On Friday, twelve students from both the AP Studio Art and AP Art History class ventured all the way across the water to the Vancouver Art Gallery and the Japanese Gardens at UBC. The exhibit at the Vancouver Art Gallery was ‘Impressionists: Monet to Matisse,’ which perfectly fit in with our curriculum this term in the AP Art History class. 

Arguably, the most significant thing about art, especially modern art, is the response it evokes within the onlooker, thus being able to actually experience that quality of the works was incredibly helpful in allowing us to further understand the motives behind modernism and impressionism. For example, the probing nature of surrealist art, in which the very nature of art is questioned via unconventionality and an attempt at curating a reflexive, subconscious response is difficult to ascertain from a computer screen.

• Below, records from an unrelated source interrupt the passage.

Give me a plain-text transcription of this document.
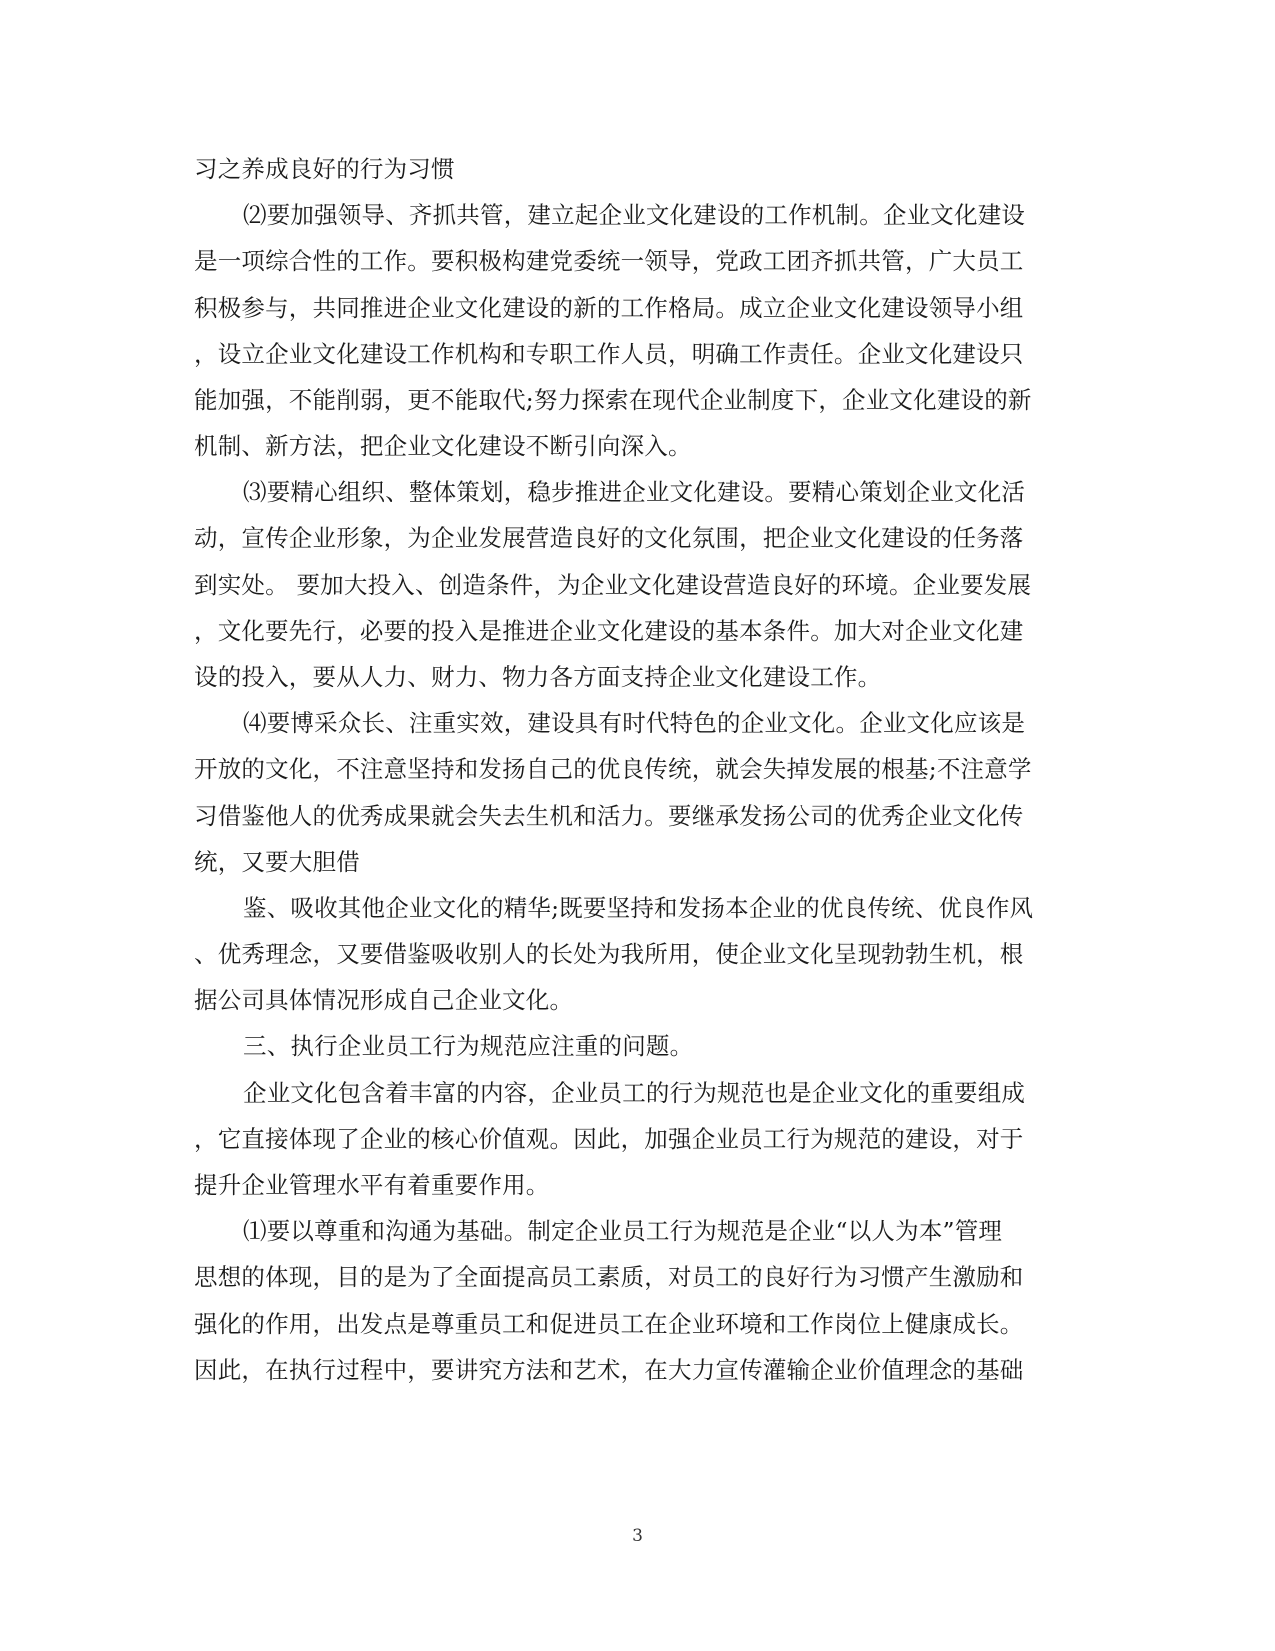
习之养成良好的行为习惯
⑵要加强领导、齐抓共管，建立起企业文化建设的工作机制。企业文化建设
是一项综合性的工作。要积极构建党委统一领导，党政工团齐抓共管，广大员工
积极参与，共同推进企业文化建设的新的工作格局。成立企业文化建设领导小组
，设立企业文化建设工作机构和专职工作人员，明确工作责任。企业文化建设只
能加强，不能削弱，更不能取代;努力探索在现代企业制度下，企业文化建设的新
机制、新方法，把企业文化建设不断引向深入。
⑶要精心组织、整体策划，稳步推进企业文化建设。要精心策划企业文化活
动，宣传企业形象，为企业发展营造良好的文化氛围，把企业文化建设的任务落
到实处。 要加大投入、创造条件，为企业文化建设营造良好的环境。企业要发展
，文化要先行，必要的投入是推进企业文化建设的基本条件。加大对企业文化建
设的投入，要从人力、财力、物力各方面支持企业文化建设工作。
⑷要博采众长、注重实效，建设具有时代特色的企业文化。企业文化应该是
开放的文化，不注意坚持和发扬自己的优良传统，就会失掉发展的根基;不注意学
习借鉴他人的优秀成果就会失去生机和活力。要继承发扬公司的优秀企业文化传
统，又要大胆借
鉴、吸收其他企业文化的精华;既要坚持和发扬本企业的优良传统、优良作风
、优秀理念，又要借鉴吸收别人的长处为我所用，使企业文化呈现勃勃生机，根
据公司具体情况形成自己企业文化。
三、执行企业员工行为规范应注重的问题。
企业文化包含着丰富的内容，企业员工的行为规范也是企业文化的重要组成
，它直接体现了企业的核心价值观。因此，加强企业员工行为规范的建设，对于
提升企业管理水平有着重要作用。
⑴要以尊重和沟通为基础。制定企业员工行为规范是企业“以人为本”管理
思想的体现，目的是为了全面提高员工素质，对员工的良好行为习惯产生激励和
强化的作用，出发点是尊重员工和促进员工在企业环境和工作岗位上健康成长。
因此，在执行过程中，要讲究方法和艺术，在大力宣传灌输企业价值理念的基础
3
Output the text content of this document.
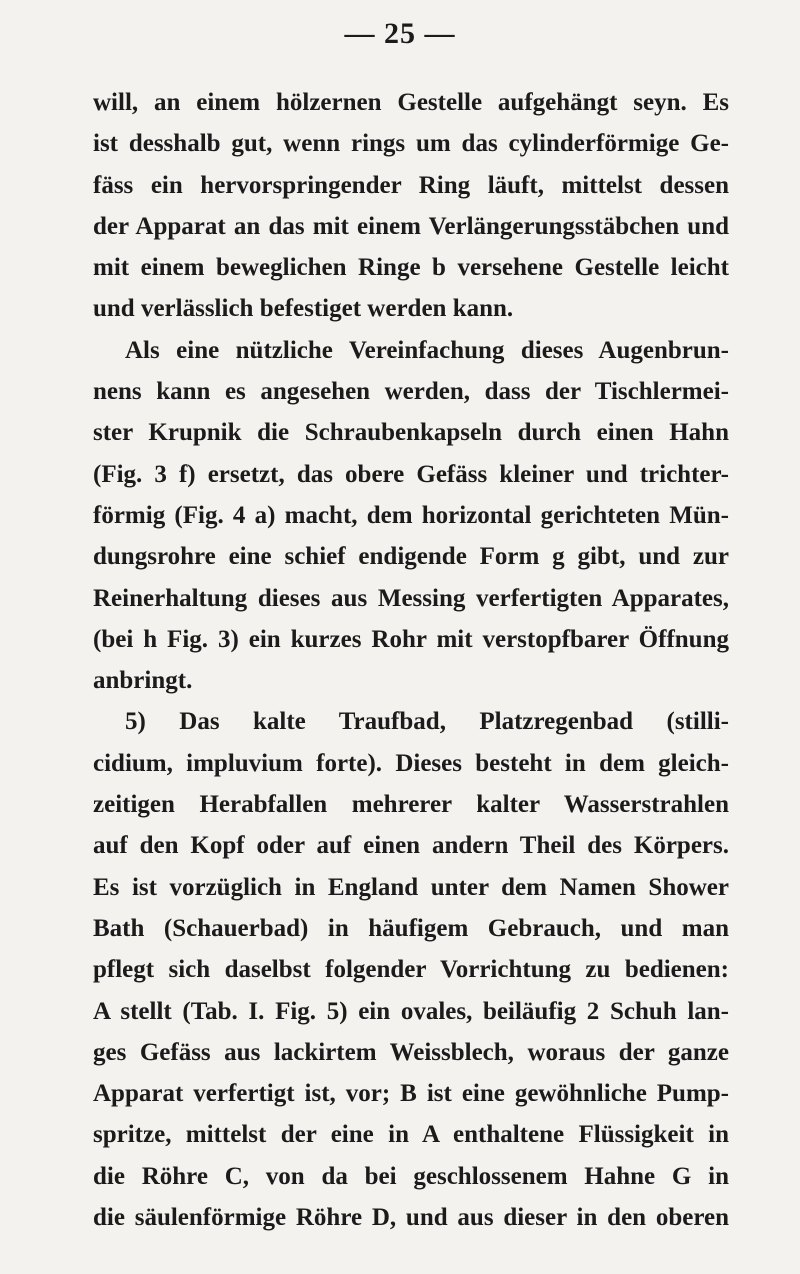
— 25 —
will, an einem hölzernen Gestelle aufgehängt seyn. Es
ist desshalb gut, wenn rings um das cylinderförmige Ge-
fäss ein hervorspringender Ring läuft, mittelst dessen
der Apparat an das mit einem Verlängerungsstäbchen und
mit einem beweglichen Ringe b versehene Gestelle leicht
und verlässlich befestiget werden kann.
Als eine nützliche Vereinfachung dieses Augenbrun-
nens kann es angesehen werden, dass der Tischlermei-
ster Krupnik die Schraubenkapseln durch einen Hahn
(Fig. 3 f) ersetzt, das obere Gefäss kleiner und trichter-
förmig (Fig. 4 a) macht, dem horizontal gerichteten Mün-
dungsrohre eine schief endigende Form g gibt, und zur
Reinerhaltung dieses aus Messing verfertigten Apparates,
(bei h Fig. 3) ein kurzes Rohr mit verstopfbarer Öffnung
anbringt.
5) Das kalte Traufbad, Platzregenbad (stilli-
cidium, impluvium forte). Dieses besteht in dem gleich-
zeitigen Herabfallen mehrerer kalter Wasserstrahlen
auf den Kopf oder auf einen andern Theil des Körpers.
Es ist vorzüglich in England unter dem Namen Shower
Bath (Schauerbad) in häufigem Gebrauch, und man
pflegt sich daselbst folgender Vorrichtung zu bedienen:
A stellt (Tab. I. Fig. 5) ein ovales, beiläufig 2 Schuh lan-
ges Gefäss aus lackirtem Weissblech, woraus der ganze
Apparat verfertigt ist, vor; B ist eine gewöhnliche Pump-
spritze, mittelst der eine in A enthaltene Flüssigkeit in
die Röhre C, von da bei geschlossenem Hahne G in
die säulenförmige Röhre D, und aus dieser in den oberen
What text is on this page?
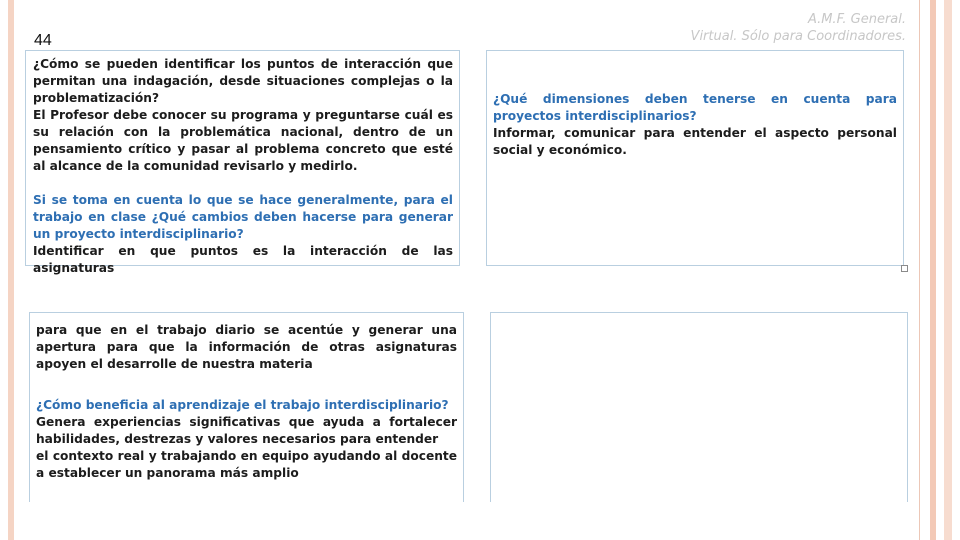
44
A.M.F. General.
Virtual. Sólo para Coordinadores.

¿Cómo se pueden identificar los puntos de interacción que permitan una indagación, desde situaciones complejas o la problematización?

El Profesor debe conocer su programa y preguntarse cuál es su relación con la problemática nacional, dentro de un pensamiento crítico y pasar al problema concreto que esté al alcance de la comunidad revisarlo y medirlo.

Si se toma en cuenta lo que se hace generalmente, para el trabajo en clase ¿Qué cambios deben hacerse para generar un proyecto interdisciplinario?

Identificar en que puntos es la interacción de las asignaturas

¿Qué dimensiones deben tenerse en cuenta para proyectos interdisciplinarios?

Informar, comunicar para entender el aspecto personal social y económico.

para que en el trabajo diario se acentúe y generar una apertura para que la información de otras asignaturas apoyen el desarrolle de nuestra materia

¿Cómo beneficia al aprendizaje el trabajo interdisciplinario?

Genera experiencias significativas que ayuda a fortalecer habilidades, destrezas y valores necesarios para entender

el contexto real y trabajando en equipo ayudando al docente a establecer un panorama más amplio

The trip was incredible not only in the sense that it solidified my appreciation for our in-class studies, but the in-class studies also solidified my appreciation for viewing the art itself. There was something very fulfilling about being equipped with the tools to walk into any given art museum and not only recognize the names and the techniques, but also appreciate the gravitas, irony, beauty, or whatever else the work is trying to convey. With the foundation gained in class, we were able to interpret the works much the same as one would a lab in the Chemistry classroom. Greenberg, an acclaimed modernist art critique, once said, “all profoundly original art looks ugly at first,” and I would argue that it is pretty confusing at first too. Yet, for the first time, I truly felt as though I could appreciate the motives and ascertain the beauty within the works in the museum. 

Likewise, the Japanese Garden was a wonderful experience. Absolute serenity is hard to come by, and even harder to explain amidst the stress of trying to prepare for an AP exam. Nevertheless, the contemplative and calming nature of the cherry blossoms and moss lawns certainly left us all feeling more ‘zen’. 

I would like to, on behalf of those of us who got to take part in this wholly amazing trip, sincerely thank Mr and Mrs Luna for organizing and chaperoning this thoroughly enjoyable day.